(Updates prices)
* German bond yields rise as US strikes dampen peace
hopes
* ECB policymakers, including Schnabel, signal likely
June hike
* Money markets price in 90% chance of June ECB hike, at
least two hikes by year-end
By Samuel Indyk
LONDON, May 26 (Reuters) - German 10-year bond yields
edged above seven-week lows on Tuesday, after the U.S. launched
new strikes on Iran, which cast doubt over the chances of an
imminent Middle East peace deal.
U.S. and Iranian negotiators remain in talks to end the
three-month war that has severely disrupted Middle Eastern oil
and gas supplies and pushed global inflation higher.
Expectations of a breakthrough and a reopening of the Strait of
Hormuz had supported bond prices in recent days.
But that optimism was tempered overnight after the U.S. said
it had carried out what it described as defensive strikes in
southern Iran, suggesting any peace deal is not imminent.
The escalation in the Middle East was pushing up bond yields
across the bloc on Tuesday, according to Anders Svendsen, chief
analyst at Nordea.
"Directionally, bonds are still trading on headlines from
the Middle East," Svendsen said.
"We think at the point where there is a reopening (of the
Strait of Hormuz) that there will be relief in risky assets and
yields will come down, but then the focus will be on
second-round impacts and those are going to be significant."

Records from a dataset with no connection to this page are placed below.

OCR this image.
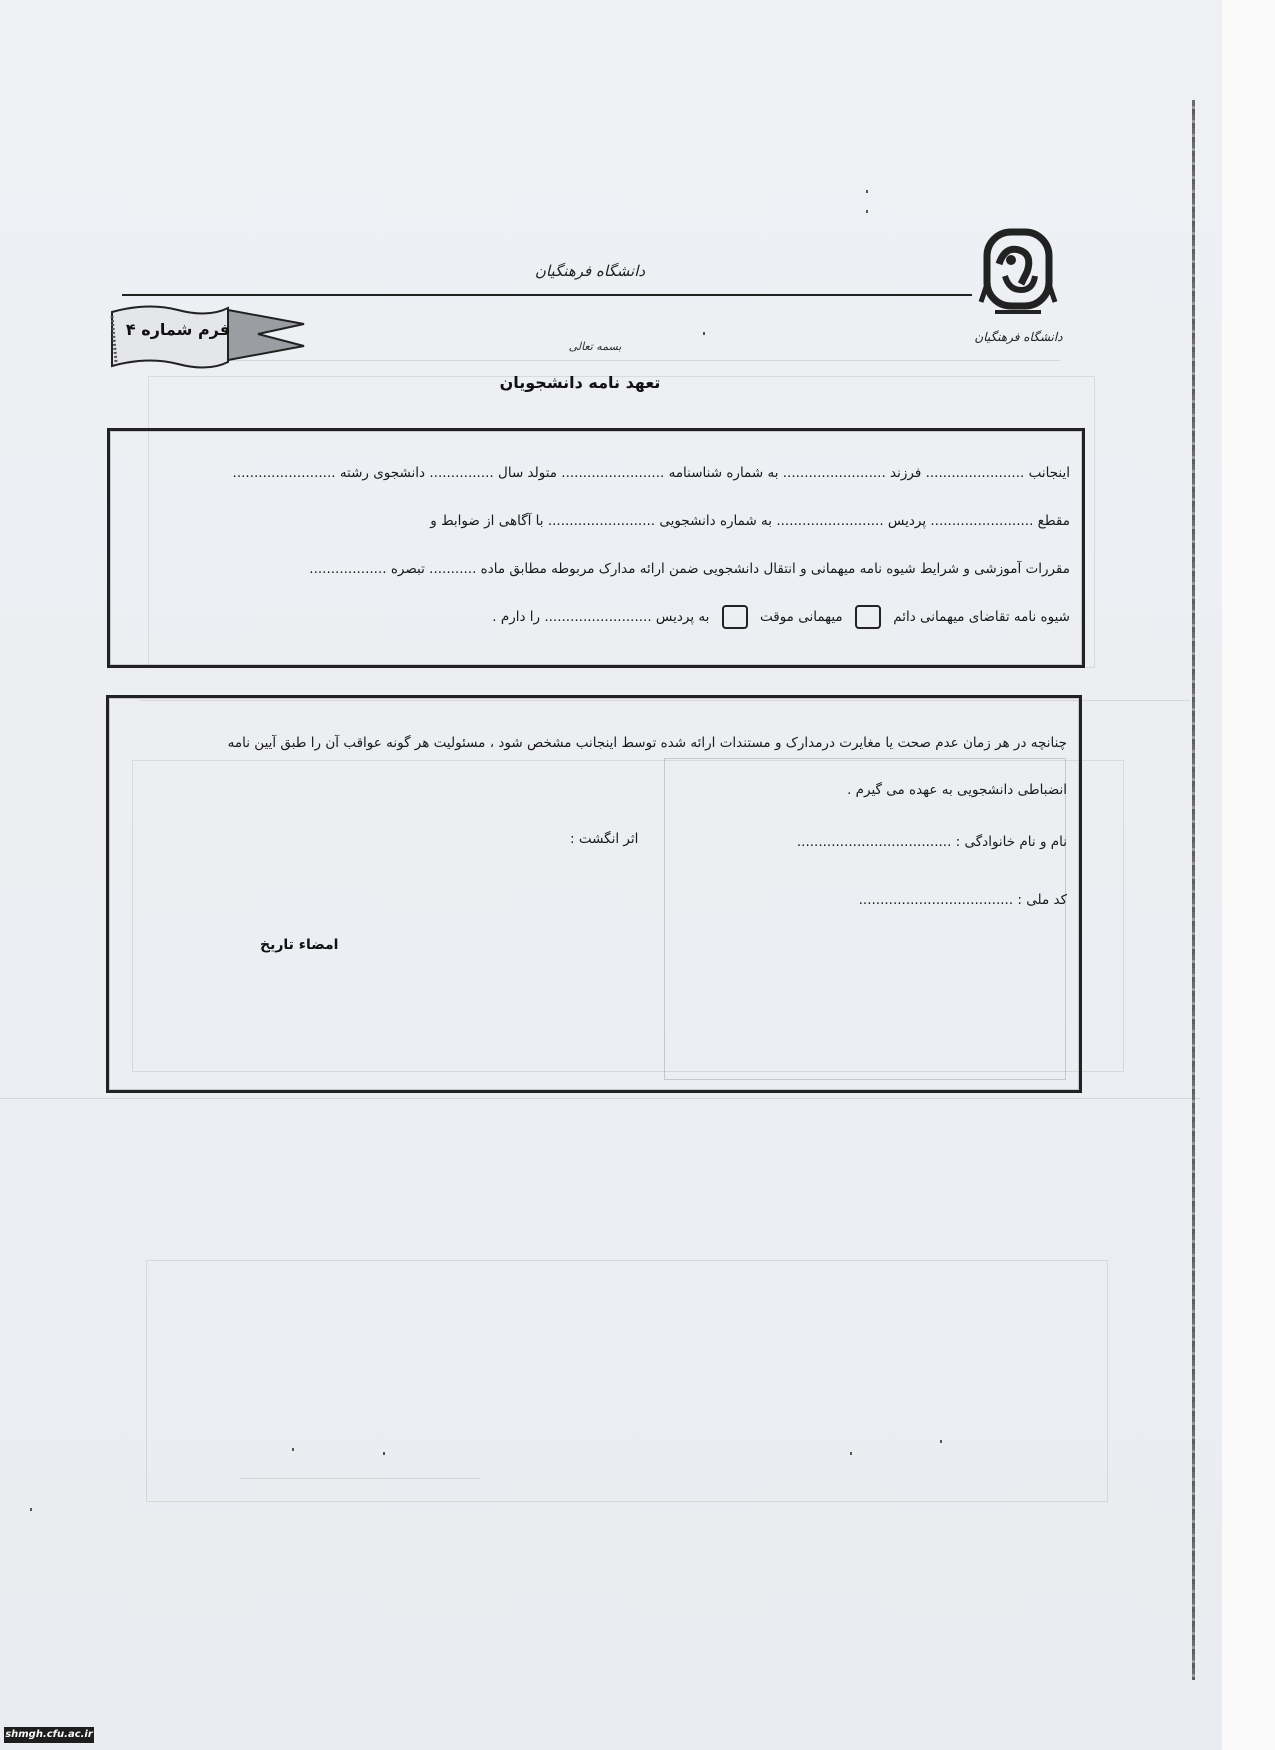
دانشگاه فرهنگیان
دانشگاه فرهنگیان
فرم شماره ۴
بسمه تعالی
تعهد نامه دانشجویان
اینجانب ....................... فرزند ........................ به شماره شناسنامه ........................ متولد سال ............... دانشجوی رشته ........................
مقطع ........................ پردیس ......................... به شماره دانشجویی ......................... با آگاهی از ضوابط و
مقررات آموزشی و شرایط شیوه نامه میهمانی و انتقال دانشجویی ضمن ارائه مدارک مربوطه مطابق ماده ........... تبصره ..................
شیوه نامه تقاضای میهمانی دائم  میهمانی موقت  به پردیس ......................... را دارم .
چنانچه در هر زمان عدم صحت یا مغایرت درمدارک و مستندات ارائه شده توسط اینجانب مشخص شود ، مسئولیت هر گونه عواقب آن را طبق آیین نامه
انضباطی دانشجویی به عهده می گیرم .
نام و نام خانوادگی : ....................................
کد ملی : ....................................
اثر انگشت :
امضاء تاریخ
shmgh.cfu.ac.ir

Germany's 10-year yield was up 3 basis points at
2.98%, after falling almost 9 bps on Monday to 2.93%, its lowest
since April 8.
The 30-year yield was up 1.9 bps at 3.52% after
touching 3.484% on Monday, its lowest since April 9.
ECB TO HIKE?
The European Central Bank has kept interest rates on hold
for the past year, but looks increasingly likely to raise them
next month, as sharply higher energy costs have pushed inflation
well above its 2% target.
ECB policymaker Isabel Schnabel told Reuters that the central
bank should raise rates in June even if a peace deal is struck,
given the size and persistence of the energy shock. Other
policymakers have also recently made the case for tighter
monetary policy.
Separately, Dutch central bank chief Olaf Sleijpen said the
persistence of any energy price shocks will be key in guiding
the ECB's next policy decision.
Money-market traders are pricing in about a 90% chance of a
hike at the ECB's June meeting, while 57 bps of tightening is
priced by year-end, implying at least two quarter-point hikes.
"I struggle to see how we get out of this without some form
of secondary impact, without higher inflation, and therefore
also higher ECB rates," said Nordea's Svendsen, adding that
analysts have factored in four rate hikes from the ECB this
year.
"Two hikes will not do anything to dampen the second-round
impact so there's a fair chance they will end up doing more than
that."
Germany's two-year yield, which is the most sensitive
to changes in rate policy, was up 5.4 bps to 2.592%. It fell 10
bps on Monday to 2.523%, its lowest since May 7. It is still
around 58 bps higher than where it was before the war broke out.